OK. There’s a huge question in my mind today about the difference between sheep and goats. Much of my curiosity comes from all the social media memes about goats: dancing goats, singing goats, fainting goats, mountain goats. Sheep may have had their day—I’m thinking particularly of those black-and-white Swiss sheep that resemble piñatas—but goats in general get my vote.
Sheep made a brief appearance here some months ago when I mentioned Cecil Elliott’s observation about a colleague in North Carolina who, not unlike myself, researched extensively but rarely generated approved academic product. “He grazes much but produces no wool,” was Elliott’s assessment. I nodded in agreement about the parallel with my own scholarly habits.

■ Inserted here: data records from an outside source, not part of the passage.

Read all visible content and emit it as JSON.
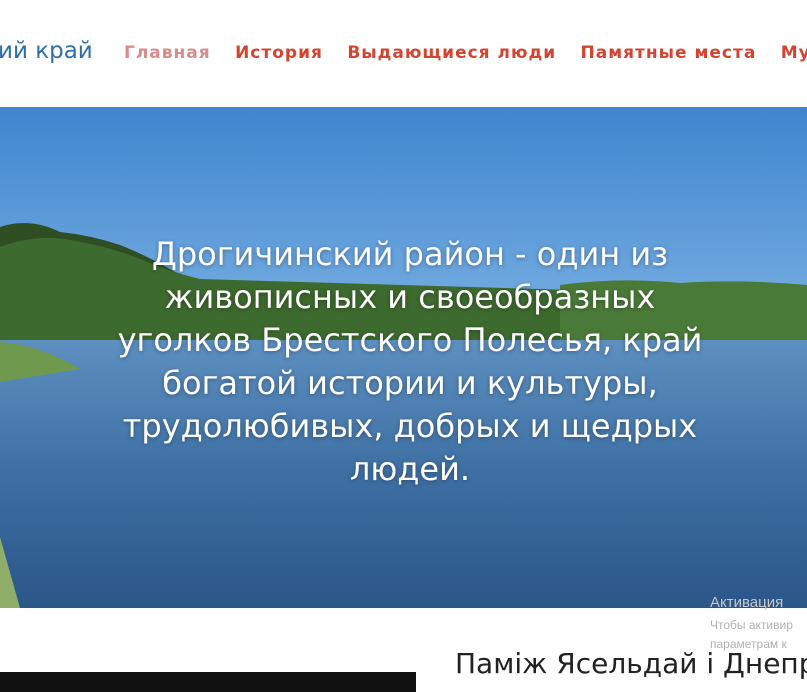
{
  "header": {
    "logo": "ий край",
    "nav": [
      {
        "label": "Главная",
        "active": true
      },
      {
        "label": "История"
      },
      {
        "label": "Выдающиеся люди"
      },
      {
        "label": "Памятные места"
      },
      {
        "label": "Музеи"
      }
    ]
  },
  "hero": {
    "text": "Дрогичинский район - один из живописных и своеобразных уголков Брестского Полесья, край богатой истории и культуры, трудолюбивых, добрых и щедрых людей."
  },
  "watermark": {
    "line1": "Активация",
    "line2": "Чтобы активир",
    "line3": "параметрам к"
  },
  "section": {
    "title": "Паміж Ясельдай і Днепра"
  },
  "colors": {
    "nav": "#d44430",
    "nav_active": "#d98a8a",
    "logo": "#2f6fa8"
  }
}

Our friend Jonathan Taylor Rutter responded to that installment of “The World According to Elliott” with a summary observation about goatish behavior and I immediately saw what he meant: I am far more goatish and, indeed, may be a testament to my own zodiacal sign, Capricorn.
Then I began to think about biblical dependence on the imagery of sheep: the Good Shepherd; lost sheep; “Feed my sheep.” You get it. So, given the differences in sheep and goat behavior, one wonders how Christianity might have evolved in a more goat-like frame of reference? Efforts to understand sheep-versus-goats in the Bible led me to an article on the website of the Church of the Great God—don’t you want to know more about them!*—in Charlotte, North Carolina, and an article titled “Goats on the Left,” a political reference, perhaps, that I found immediately to my liking, the implication being that sheep are to be found on the right.
Sheep, it seems, exhibit certain characteristics that I found frankly contrary to many things that my education has encouraged: sheep are easily led and uncritical in their thinking, while goats are independent, inclined to “follow a road of [its] own choosing, on a whim or out of stubbornness or independence.” Jonathan may be right about me and I’m comfortable with the comparison.
Somehow—in ways I have yet to divine—the role of both sheep and goats in Agincourt will evolve.
[#732]
*PS: The Church of the Great God appears to be one of many splinter groups established on the death of Herbert W. Armstrong, founder and television face of the Worldwide Church of God, one of my Sunday-morning staples in the 1980s. Herb, like many founders of “new religions,” was a loon, albeit an inspired and charismatic one. He also had a son—like so many televangelists did, the heir apparent groomed to wear the founders shoes—but on the elder’s death, a schism developed between Garner Ted Armstrong (stunning profile, the glint of expensively-capped teeth and a voice like Robert Goulet) and another senior member of the church administration. Turf wars ensued and the WCG disappeared from the Sunday morning spectacle. Until tonight, I had no idea that fragments had survived. The Church of the Great God, according to Wikipedia, has a total membership of 400, all of whom are very likely convinced of their inevitable celestial inheritance, while the rest of us do the backstroke in a Lake of Fire.
And you wonder why I’m suspicious of Organized Religion.
Makes me doubly grateful to be a goat.